Last year (after Jack bailed and we found out he had not managed this place in any way, shape or form and it now had a LOT of deferred maintenance), Marty and I took care of the pressing issues and sunk part of our tax return into making the place the rock star of a house it deserves to be. For that, we were rewarded with top-of-the-market rent. We also refinanced and are now cash flowing a very nice sum every month (Jack refused to refinance). So, the house is now doing what we intended it to do all along. 

However, for some reason our tenant wants to buy the house. There was never a conversation with us about selling the home and the first I heard about this was at the end of January when rent was already a month late.

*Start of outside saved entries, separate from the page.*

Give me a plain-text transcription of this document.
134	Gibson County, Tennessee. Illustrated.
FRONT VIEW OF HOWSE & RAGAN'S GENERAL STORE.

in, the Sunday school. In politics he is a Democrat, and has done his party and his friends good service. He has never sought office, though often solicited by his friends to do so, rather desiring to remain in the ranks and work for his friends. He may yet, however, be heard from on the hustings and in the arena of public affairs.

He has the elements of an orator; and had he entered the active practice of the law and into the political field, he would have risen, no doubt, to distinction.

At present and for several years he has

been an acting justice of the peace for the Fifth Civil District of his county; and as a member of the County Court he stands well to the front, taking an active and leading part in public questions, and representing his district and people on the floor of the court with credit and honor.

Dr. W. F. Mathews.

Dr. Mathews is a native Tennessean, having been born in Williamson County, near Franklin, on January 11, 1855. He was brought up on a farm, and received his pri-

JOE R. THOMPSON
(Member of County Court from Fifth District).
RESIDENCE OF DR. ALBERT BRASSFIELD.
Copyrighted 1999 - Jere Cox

So, I don't know if the tenant was told by Kirby's folks last year that we would sell her the home. I don't know if a leprechaun riding on a blue and orange water buffalo came to her in a dream and said she should purchase this home. But now she is hell-bent on buying this place and won't let up.

I am really not ready to sell. I like this house. It is in an appreciating neighborhood. Though we bought at the wrong time, it it worth slightly more than we paid for it. This morning I sent Luigi and his Broker, Ray, an e-mail. I gave them my price--which wasn't realistic. I said if I were to sell it right now, the sale would be as-is, we use Attorney Flip and everyone pays their own costs. I said these terms were not negotiable.

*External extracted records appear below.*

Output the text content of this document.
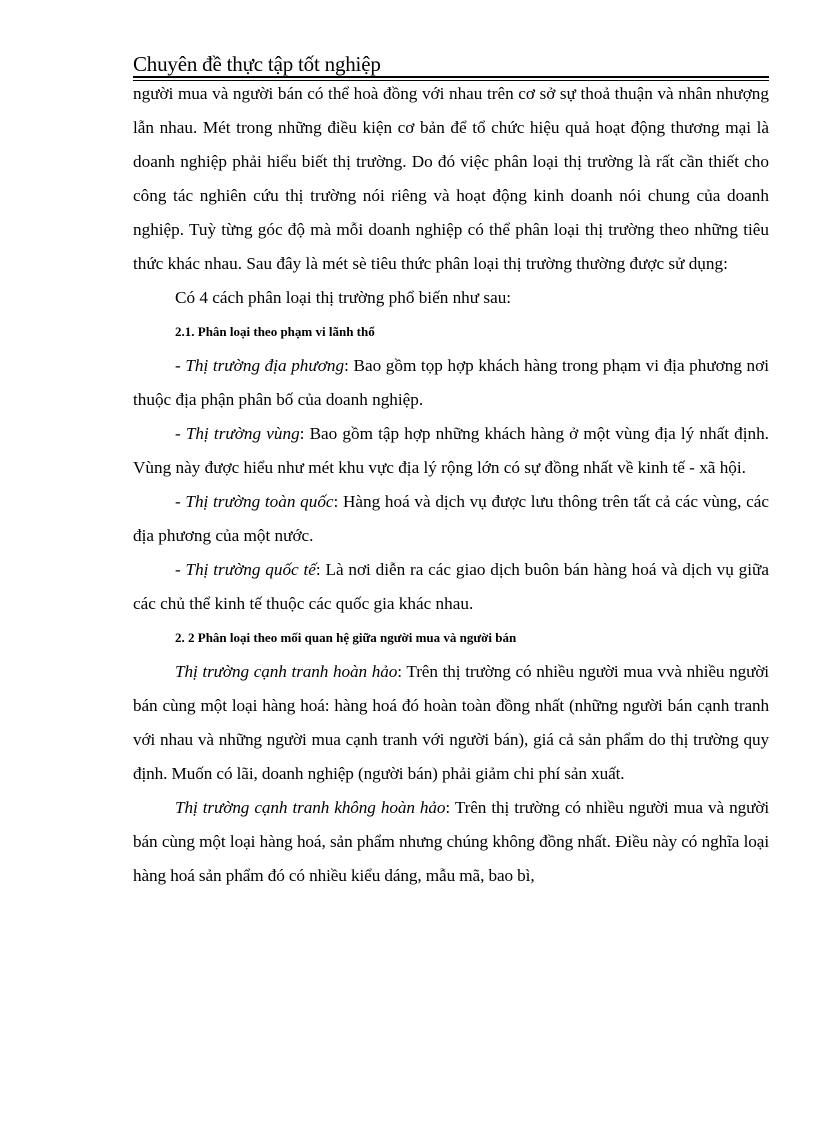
Chuyên đề thực tập tốt nghiệp

người mua và người bán có thể hoà đồng với nhau trên cơ sở sự thoả thuận và nhân nhượng lẫn nhau. Mét trong những điều kiện cơ bản để tổ chức hiệu quả hoạt động thương mại là doanh nghiệp phải hiểu biết thị trường. Do đó việc phân loại thị trường là rất cần thiết cho công tác nghiên cứu thị trường nói riêng và hoạt động kinh doanh nói chung của doanh nghiệp. Tuỳ từng góc độ mà mỗi doanh nghiệp có thể phân loại thị trường theo những tiêu thức khác nhau. Sau đây là mét sè tiêu thức phân loại thị trường thường được sử dụng:

Có 4 cách phân loại thị trường phổ biến như sau:

2.1. Phân loại theo phạm vi lãnh thổ

- Thị trường địa phương: Bao gồm tọp hợp khách hàng trong phạm vi địa phương nơi thuộc địa phận phân bố của doanh nghiệp.

- Thị trường vùng: Bao gồm tập hợp những khách hàng ở một vùng địa lý nhất định. Vùng này được hiểu như mét khu vực địa lý rộng lớn có sự đồng nhất về kinh tế - xã hội.

- Thị trường toàn quốc: Hàng hoá và dịch vụ được lưu thông trên tất cả các vùng, các địa phương của một nước.

- Thị trường quốc tế: Là nơi diễn ra các giao dịch buôn bán hàng hoá và dịch vụ giữa các chủ thể kinh tế thuộc các quốc gia khác nhau.

2. 2 Phân loại theo mối quan hệ giữa người mua và người bán

Thị trường cạnh tranh hoàn hảo: Trên thị trường có nhiều người mua vvà nhiều người bán cùng một loại hàng hoá: hàng hoá đó hoàn toàn đồng nhất (những người bán cạnh tranh với nhau và những người mua cạnh tranh với người bán), giá cả sản phẩm do thị trường quy định. Muốn có lãi, doanh nghiệp (người bán) phải giảm chi phí sản xuất.

Thị trường cạnh tranh không hoàn hảo: Trên thị trường có nhiều người mua và người bán cùng một loại hàng hoá, sản phẩm nhưng chúng không đồng nhất. Điều này có nghĩa loại hàng hoá sản phẩm đó có nhiều kiểu dáng, mẫu mã, bao bì,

Though that should turn off any reasonable person, I don't want to loose the tenant if they aren't willing to hand over what in March of 2014 would be considered an obscene amount for this home. Crazy as she has proven may be, she and her husband have good jobs and a vacant home costs me money. So, I offered if the tenant was not in a position to buy it for my price, if they would like to renew when their lease is up, I will offer $200 off their first month's rent as long as someone can do a walk-through on the property and make sure it is still in great condition. The $200 I would be loosing (which is still less than what I am cash flowing) is a small price to pay not to have a vacancy and turn over the property.